Reston Journalist Eugene Robinson gave the keynote address for the Reston Community Center’s Dr. Martin Luther King, Jr. Birthday Celebration on Monday, Jan. 16, at the CenterStage.
The three-day event is the 32nd year that Reston has celebrated the life and legacy of Dr. King.
Robinson has been an associate editor for the Washington Post since 2005. He received a Pulitzer Prize in 2009 for distinguished commentary for his opinion columns that he wrote in 2008 about the presidential campaign, which focused on President Barack Obama, the first African-American to hold the office.
On Martin Luther King, Jr. Day, he reminisced about that time eight years ago and took the audience back to election night 2008. He told the crowd that he had spent the evening in New York City commentating on the set of MSNBC.
“It was a moment I would never forget,” he said. “It was 10:45 p.m. when we heard in our little earpieces that the network was going to call the election for Obama at 11 o’clock.”
Reality set in for him.
“Looking around the table, I said, ‘Oh dear. When they call the election for Obama, they’re going to go to the black guy, and so I better think of something to say,’” he said, making the audience burst into laughter.
The network went to a commercial break and he pulled out his cellphone to call his parents, who were still alive at the time.

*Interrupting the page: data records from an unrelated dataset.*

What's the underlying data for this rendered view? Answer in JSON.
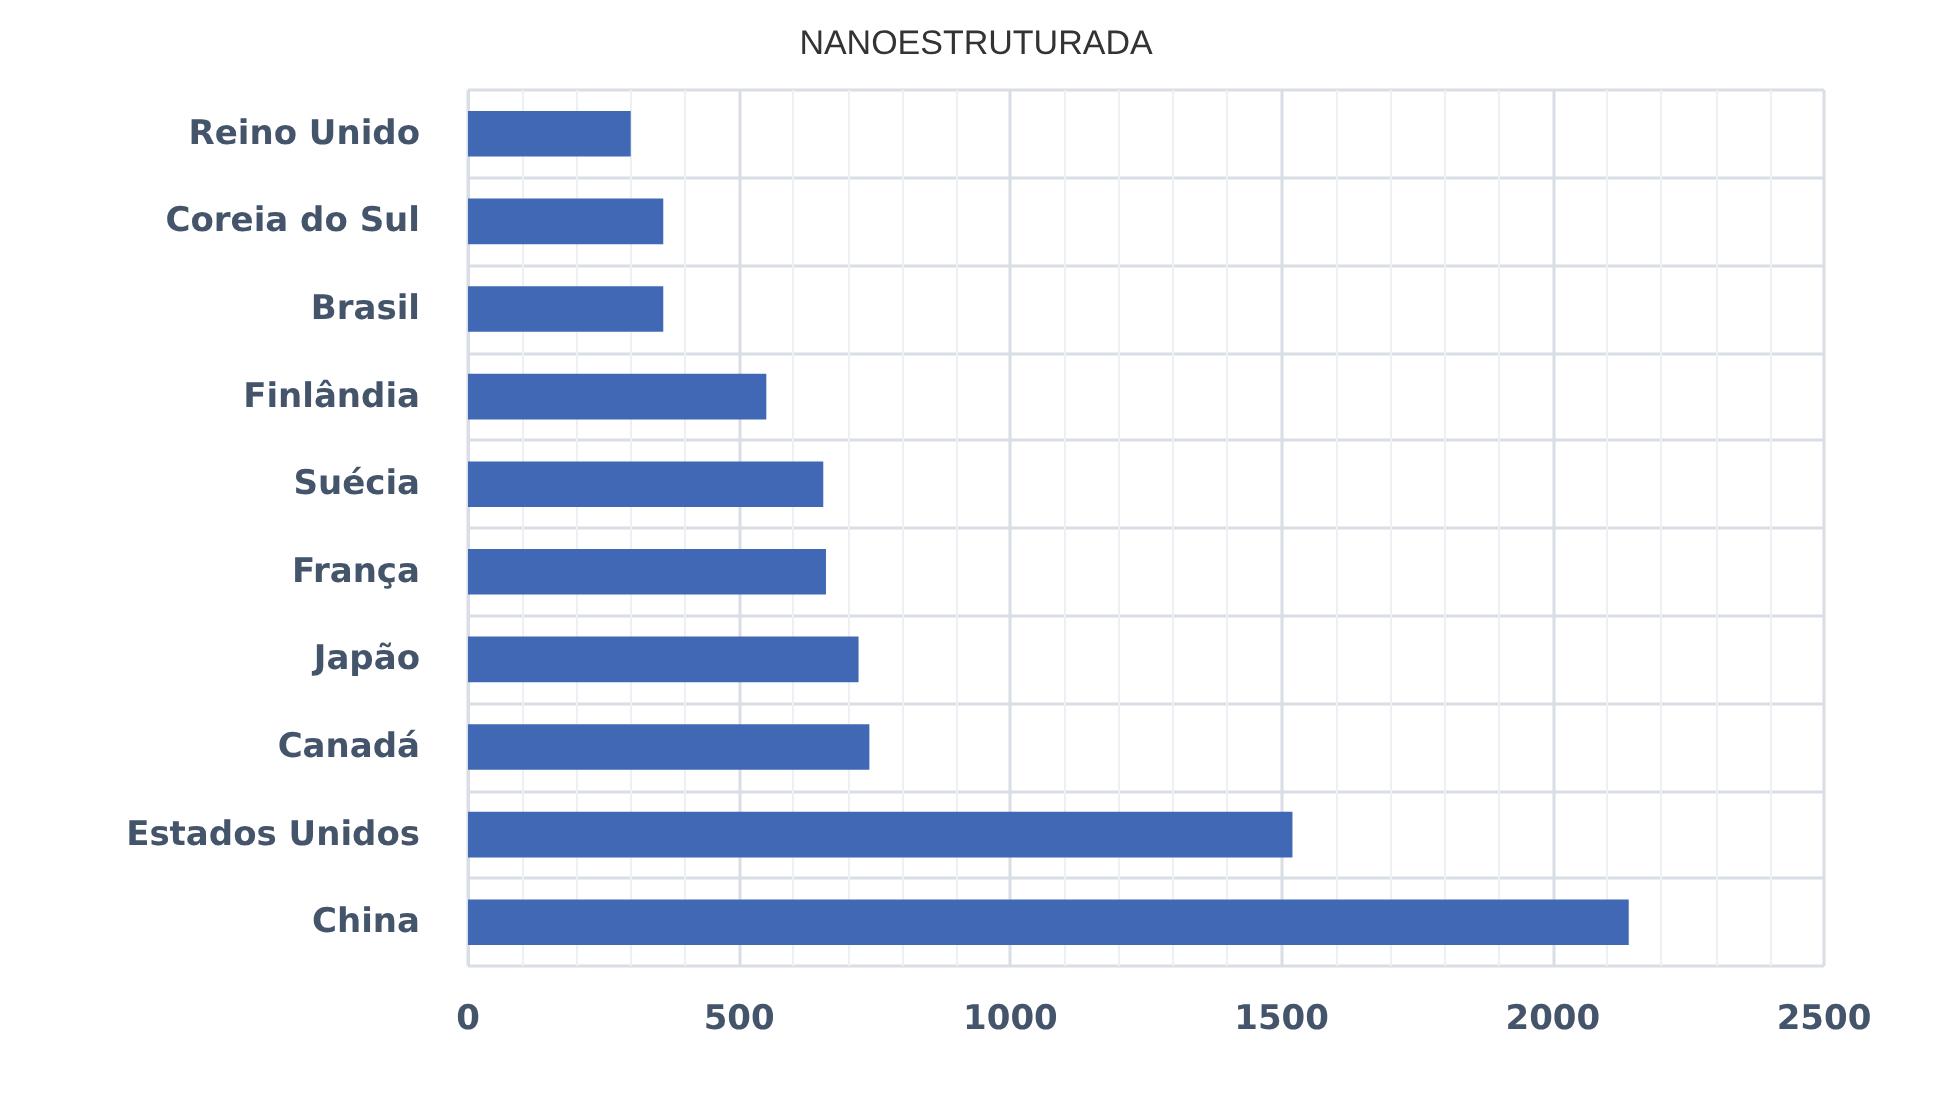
{
  "chart_data": {
    "type": "bar",
    "title": "NANOESTRUTURADA",
    "orientation": "horizontal",
    "categories": [
      "Reino Unido",
      "Coreia do Sul",
      "Brasil",
      "Finlândia",
      "Suécia",
      "França",
      "Japão",
      "Canadá",
      "Estados Unidos",
      "China"
    ],
    "values": [
      300,
      360,
      360,
      550,
      655,
      660,
      720,
      740,
      1520,
      2140
    ],
    "color": "#4068b4",
    "xlim": [
      0,
      2500
    ],
    "xticks": [
      0,
      500,
      1000,
      1500,
      2000,
      2500
    ],
    "grid": true
  }
}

“I got to tell them that they had lived to see the election of the first African-American president,” he said. “That was my moment from the 2008 election.”

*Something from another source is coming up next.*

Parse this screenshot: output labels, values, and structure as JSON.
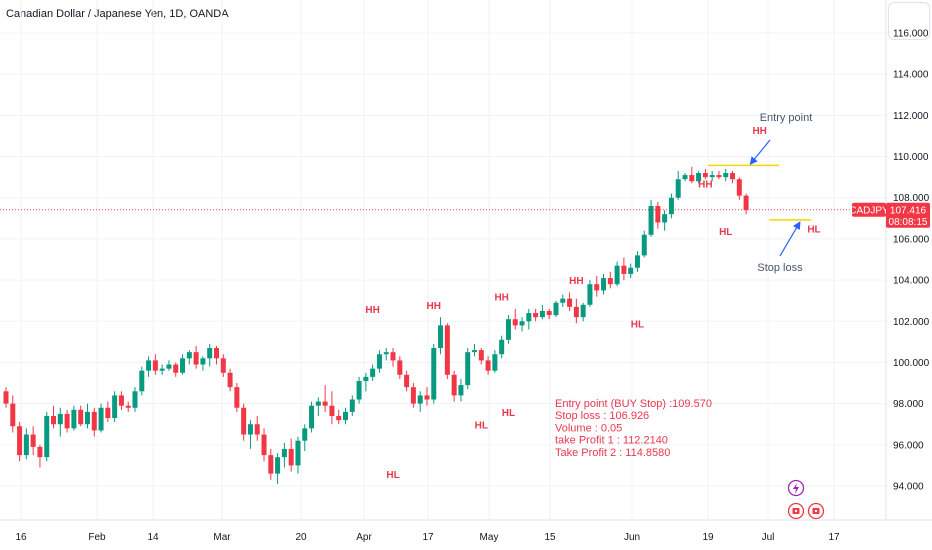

He then asked the audience to jump ahead eight years to another election with a different outcome that he said “we’re still trying to figure out.”
He reflected on his latest Jan. 12 column where he wrote about Obama’s presidential legacy:
“The White House is really a glass house, and for eight years we have watched the Obamas live their lives in full public view. We’ve seen a president age, his hair graying and his once-unlined face developing a wrinkle here, a furrow there. We’ve seen a first lady change hairstyles and model an array of designer gowns. We’ve seen two little girls grow into young women.”
He explained how, to him, one of the most lasting impacts of Obama’s presidency is the visual of seeing a black family in the White House— seeing Obama walk across the South Lawn of the White House to get on Marine One, walk down the steps of Air Force One, deliver the State of the Union address, or host a state dinner.
“All of these ceremonial set pieces that we’re used to seeing, we know what the picture looks like, but now it looks different,” he said. “I think visual information is so powerful. It sort of rearranges the furniture inside our heads and gives us a different idea of what is possible, of what is right.”
He told the crowd he had been pondering a question as President-elect Donald Trump’s inauguration looms.
“How did we get from Barack Obama to Donald Trump?” he asked the audience.
While he said Trump had an undeniable connection with voters on the campaign trail by striking a chord of “white, working-class grievance,” he also said the man is “unhinged.”
He told the crowd that Trump is the kind of man who, on the eve of Martin Luther King Jr. Day, picked a fight with U.S. Rep. John Lewis, D-Ga., by calling him “All talk, talk, talk — no action or results” via a tweet on Twitter.
Lewis, a civil rights icon, stood with King on Aug. 28, 1963, at the Lincoln Memorial in Washington, D.C., during the March on Washington for Jobs and Freedom where King delivered his “I Have a Dream” speech.
“It’s just crazy on every level,” he said.
But he told the crowd that this stark contrast in behavior between the president and president-elect will continue during the next four years.
“It seems fairly clear for me what I have to do because I’m journalist,” he said. “My reaction I think has to be to do my job and hold this new administration accountable.”
But not everyone is a journalist.
He told the crowd that they, as citizens, also need to engage in holding the administration accountable by demanding the respect for the rule of law because it is vital to society,” as Dr. King surely would have reminded us,” he said.
“I think we’ve got a lot of work to do,” he said, finishing his speech.
“I appreciated his candor and his ability to empathize with his audience,” says Alexis Kassim, 32, of Reston who listened Robinson’s talk. “How I’ve been explaining my feelings as a black woman is that I may not live in safety, but I don’t live in fear.”
Kassim is associate pastor of the Westmoreland Congregational United Church of Christ in Bethesda, Md.
“I’m nervous about losing protections—civil rights, voting rights, environmental protections,” she says. “I’m nervous all of the progress we’ve made will be rolled back.”
Ken Reinfeld, 71, of Reston, also has concerns.
“I think what [Robinson] is saying is important,” he says. “To have a morally bankrupt person become president and the impact that will have on our children is worrisome.”
But Kassim remains hopeful.
“I believe in the power of the people and my generation,” she says.